— December 20, 2012 —
A step by step guide to highlights across fashion, art and culture
End by Doug Aitken, 2012 Who? The Maya – a Mesoamerican civilisation that can be traced back as far as 2,600BC – are renowned for their innovations in linguistics (they established the first fully developed written language of the Pre-Colombian Americas), mathematics, astronomy, art and architecture. But lately, they’re most widely associated with their notorious doomsday “prediction” – for 11:11:00am tomorrow.
What? This "prediction" is the result of an interpretation – one of many, it should be noted – of the Mayan Long Count calendar. This calendar was conceived at least 1,300 years ago when the Maya created an elaborate system of interlocking calendars of different lengths based on their observations of celestial cycles. Mayan priests (or day-keepers) then constructed a Long Count, of 5,125-years, from the calculated cycles, which they deduced to have begun on August 11, 3114 B.C. and saw to end on December 21, 2012. The dates were then etched into stone stelae and temple walls which are still being uncovered by archeologists to this day.

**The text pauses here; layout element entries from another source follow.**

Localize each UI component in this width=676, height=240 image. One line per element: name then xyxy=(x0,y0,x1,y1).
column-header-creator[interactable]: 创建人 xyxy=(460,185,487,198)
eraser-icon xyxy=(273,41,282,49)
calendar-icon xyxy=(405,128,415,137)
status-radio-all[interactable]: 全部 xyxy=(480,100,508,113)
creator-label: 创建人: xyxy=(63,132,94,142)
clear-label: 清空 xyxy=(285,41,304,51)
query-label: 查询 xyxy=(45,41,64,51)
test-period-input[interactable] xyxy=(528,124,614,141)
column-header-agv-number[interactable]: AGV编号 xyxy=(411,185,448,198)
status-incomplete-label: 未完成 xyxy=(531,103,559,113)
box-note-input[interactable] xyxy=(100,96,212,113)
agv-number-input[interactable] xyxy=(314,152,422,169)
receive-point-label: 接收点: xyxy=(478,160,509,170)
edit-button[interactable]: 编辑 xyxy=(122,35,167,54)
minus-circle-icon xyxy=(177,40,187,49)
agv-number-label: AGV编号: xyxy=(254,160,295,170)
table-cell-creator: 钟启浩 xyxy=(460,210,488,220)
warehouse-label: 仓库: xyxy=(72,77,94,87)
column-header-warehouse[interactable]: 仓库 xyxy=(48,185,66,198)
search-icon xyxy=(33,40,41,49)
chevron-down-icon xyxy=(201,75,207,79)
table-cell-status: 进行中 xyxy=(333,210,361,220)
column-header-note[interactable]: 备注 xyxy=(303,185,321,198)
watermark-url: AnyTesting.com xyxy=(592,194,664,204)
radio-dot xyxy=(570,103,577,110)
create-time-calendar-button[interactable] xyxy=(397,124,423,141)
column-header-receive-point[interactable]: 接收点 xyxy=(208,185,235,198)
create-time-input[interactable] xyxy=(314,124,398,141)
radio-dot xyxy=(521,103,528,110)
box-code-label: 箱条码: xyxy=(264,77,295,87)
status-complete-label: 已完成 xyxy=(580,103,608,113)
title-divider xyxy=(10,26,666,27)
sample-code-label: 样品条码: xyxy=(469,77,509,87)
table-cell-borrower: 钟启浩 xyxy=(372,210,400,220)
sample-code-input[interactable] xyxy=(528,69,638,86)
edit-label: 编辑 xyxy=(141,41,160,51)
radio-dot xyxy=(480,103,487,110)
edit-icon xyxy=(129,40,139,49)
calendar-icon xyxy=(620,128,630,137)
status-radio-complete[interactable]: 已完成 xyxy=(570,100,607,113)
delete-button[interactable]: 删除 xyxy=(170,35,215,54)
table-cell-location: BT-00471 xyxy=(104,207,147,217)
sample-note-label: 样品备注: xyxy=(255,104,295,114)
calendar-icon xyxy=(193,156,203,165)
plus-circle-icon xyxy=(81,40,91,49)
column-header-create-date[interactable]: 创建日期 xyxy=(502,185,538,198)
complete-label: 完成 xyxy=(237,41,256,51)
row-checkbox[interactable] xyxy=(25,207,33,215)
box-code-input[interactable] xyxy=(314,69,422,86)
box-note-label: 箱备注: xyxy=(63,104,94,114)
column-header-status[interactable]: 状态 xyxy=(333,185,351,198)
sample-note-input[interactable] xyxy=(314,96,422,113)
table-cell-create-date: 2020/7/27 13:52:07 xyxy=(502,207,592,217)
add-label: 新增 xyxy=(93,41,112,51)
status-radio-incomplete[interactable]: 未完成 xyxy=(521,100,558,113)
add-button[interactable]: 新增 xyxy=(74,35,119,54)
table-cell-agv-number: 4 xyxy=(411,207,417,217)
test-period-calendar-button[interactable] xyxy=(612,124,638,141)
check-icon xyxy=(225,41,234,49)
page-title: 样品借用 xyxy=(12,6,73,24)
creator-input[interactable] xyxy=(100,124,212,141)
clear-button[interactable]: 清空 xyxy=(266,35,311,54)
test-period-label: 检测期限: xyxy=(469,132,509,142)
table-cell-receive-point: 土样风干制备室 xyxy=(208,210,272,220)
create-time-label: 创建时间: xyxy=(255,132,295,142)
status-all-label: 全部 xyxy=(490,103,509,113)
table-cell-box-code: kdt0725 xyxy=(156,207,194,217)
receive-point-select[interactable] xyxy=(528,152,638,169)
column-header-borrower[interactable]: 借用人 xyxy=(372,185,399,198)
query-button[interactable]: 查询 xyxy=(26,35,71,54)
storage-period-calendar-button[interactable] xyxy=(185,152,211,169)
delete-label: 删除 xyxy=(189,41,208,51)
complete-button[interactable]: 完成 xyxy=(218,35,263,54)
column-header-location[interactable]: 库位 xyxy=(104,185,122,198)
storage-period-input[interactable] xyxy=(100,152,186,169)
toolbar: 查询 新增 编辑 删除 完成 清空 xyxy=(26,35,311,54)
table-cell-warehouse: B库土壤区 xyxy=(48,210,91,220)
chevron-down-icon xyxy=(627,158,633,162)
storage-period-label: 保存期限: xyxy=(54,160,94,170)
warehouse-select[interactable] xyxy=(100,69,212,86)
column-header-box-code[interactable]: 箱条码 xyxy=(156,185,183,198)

"In the French village of Bugarach, residents are preparing for a vast insurgence of doomsayers who have long believed its nearby mountain to be a refuge from apocalypic threat"
Why? While Mayanist experts widely reiterate that the calendar is cyclical, meaning that tomorrow is simply a new beginning rather than an end, there are also a number of "survivalists" and people frightened by rumours (spread chiefly online) who fear our time is truly up. In the US, sales of survival shelters and pods have reportedly soared, while in China around 500 members of a fringe Christian group were apparently arrested for fear mongering. Elsewhere, in the French village of Bugarach, residents are preparing for a vast insurgence of doomsayers who have long believed its nearby mountain to be a refuge from apocalypic threat (supposedly UFOs will appear to rescue mountain dwellers). The Bugarach mayor has had to make "an appeal to the world" not to inundate the small village, which is home to just 200 people. Equally, the Greek village of Sirince is hosting an increased number of tourists this weekend as some believe it to be in the vicinity of the Virgin Mary's ascension, meaning that it will provide them with holy protection.
Transversely, the tourist industry has seen a surge in annual holiday bookings for this time of year – with return flights well into the new year. As for us, we're taking our cue from author Roger Zelazny who famously said, “Don't wake me for the end of the world unless it has very good special effects.”